REPUBLIKA.CO.ID, JAKARTA - Kementerian Kesehatan menilai penyusunan RPP Pengamanan Bahan Yang Mengandung Zat Adiktif Berupa Produk Tembakau Bagu Kesehatan (RPP Tembakau) bukan hanya amanat undang-undang. RPP Tembakau pun disusun bukan untuk merugikan petani tembakau.
''Materi pengaturan dalam RPP ini tidak melarang kegiatan penanaman tembakau, memproduksi rokok atau merokok,'' kata Kepala Pusat Komunikasi Publik Kemenkes, drg. Murti Utami, MPH, dalam rilisnya yang diterima Republika.co.id.
Pernyataan ini terkait maraknya penolakan dari berbagai kelompok masyarakat atas RPP Tembakau. Salah satunya adalah PWNU Jawa Barat yang menentang keras rancangan peraturan pemerintah (RPP) Tembakau. Mereka menilai RPP Tembakau akan merugikan 30 ribu petani tembakau di wilayah Jawa Barat.
Murti menuturkan beberapa permohonan judicial review terhadap 'ayat tembakau' pada UU Kesehatan yang diajukan ke Mahkamah Konstitusi baik oleh perorangan atau kelompok masyarakat itu telah diputuskan oleh MK. Atas dasar keputusan tersebut, materi pasal 113, 114 dan 199 UU Kesehatan yang diimplementasikan dalam RPP Tembakau pada dasarnya telah memberikan kepastian hukum dan memperkuat keberadaan RPP.
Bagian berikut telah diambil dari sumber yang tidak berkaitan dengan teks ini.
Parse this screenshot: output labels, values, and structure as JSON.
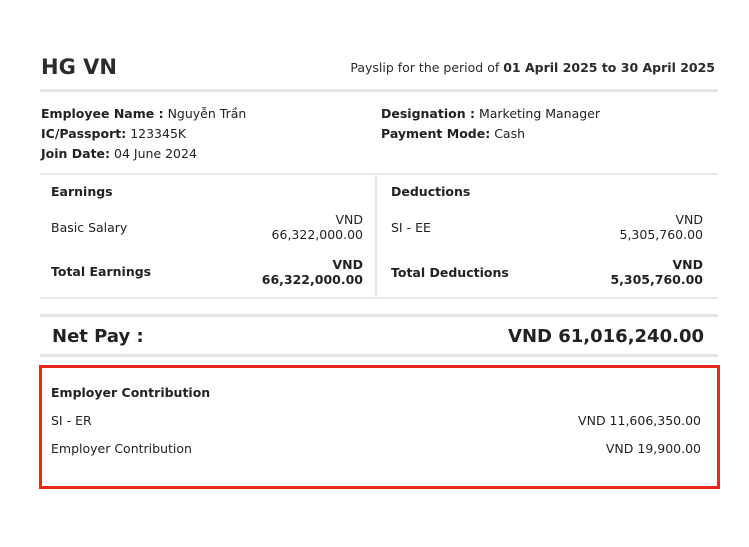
{
  "header": {
    "company": "HG VN",
    "period_prefix": "Payslip for the period of ",
    "period_range": "01 April 2025 to 30 April 2025"
  },
  "employee": {
    "name_label": "Employee Name :",
    "name": "Nguyễn Trần",
    "id_label": "IC/Passport:",
    "id": "123345K",
    "join_label": "Join Date:",
    "join_date": "04 June 2024",
    "designation_label": "Designation :",
    "designation": "Marketing Manager",
    "payment_label": "Payment Mode:",
    "payment_mode": "Cash"
  },
  "earnings": {
    "heading": "Earnings",
    "items": [
      {
        "label": "Basic Salary",
        "currency": "VND",
        "amount": "66,322,000.00"
      }
    ],
    "total_label": "Total Earnings",
    "total_currency": "VND",
    "total_amount": "66,322,000.00"
  },
  "deductions": {
    "heading": "Deductions",
    "items": [
      {
        "label": "SI - EE",
        "currency": "VND",
        "amount": "5,305,760.00"
      }
    ],
    "total_label": "Total Deductions",
    "total_currency": "VND",
    "total_amount": "5,305,760.00"
  },
  "net_pay": {
    "label": "Net Pay :",
    "amount": "VND 61,016,240.00"
  },
  "employer_contribution": {
    "heading": "Employer Contribution",
    "items": [
      {
        "label": "SI - ER",
        "amount": "VND 11,606,350.00"
      },
      {
        "label": "Employer Contribution",
        "amount": "VND 19,900.00"
      }
    ]
  },
  "colors": {
    "highlight_border": "#e8271f",
    "divider": "#e6e6e6"
  }
}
Pasal 113 memuat pengaturan tembakau dan produk yang mengandung tembakau sebagai zat adiktif. Sementara, pasal 114 dan 199 berisikan pencantuman peringatan kesehatan berupa tulisan dan gambar.
''Pengaturan iklan, promosi dan sponsor serta penetapan Kawasan Tanpa Rokok (KTR) dilaksanakan dengan prinsip pendekatan pengendalian untuk memperkecil dampak buruk rokok bagi kesehatan,'' katanya.
Lebih jauh, Murti menandaskan RPP Tembakau merupakan amanat pasa 116 Undang Undang Nomor 36 Tahun 2009 tentang Kesehatan. UU tersebut mengharuskan ketentuan tentang zat adiktif diatur lebih lanjut dengan Peraturan Pemerintah. Adapun tujuan utamanya untuk melindungi kesehatan jutaan rakyat Indonesia khususnya masyarakat usia produktif, anak, remaja, perempuan hamil dari bahaya asap rokok.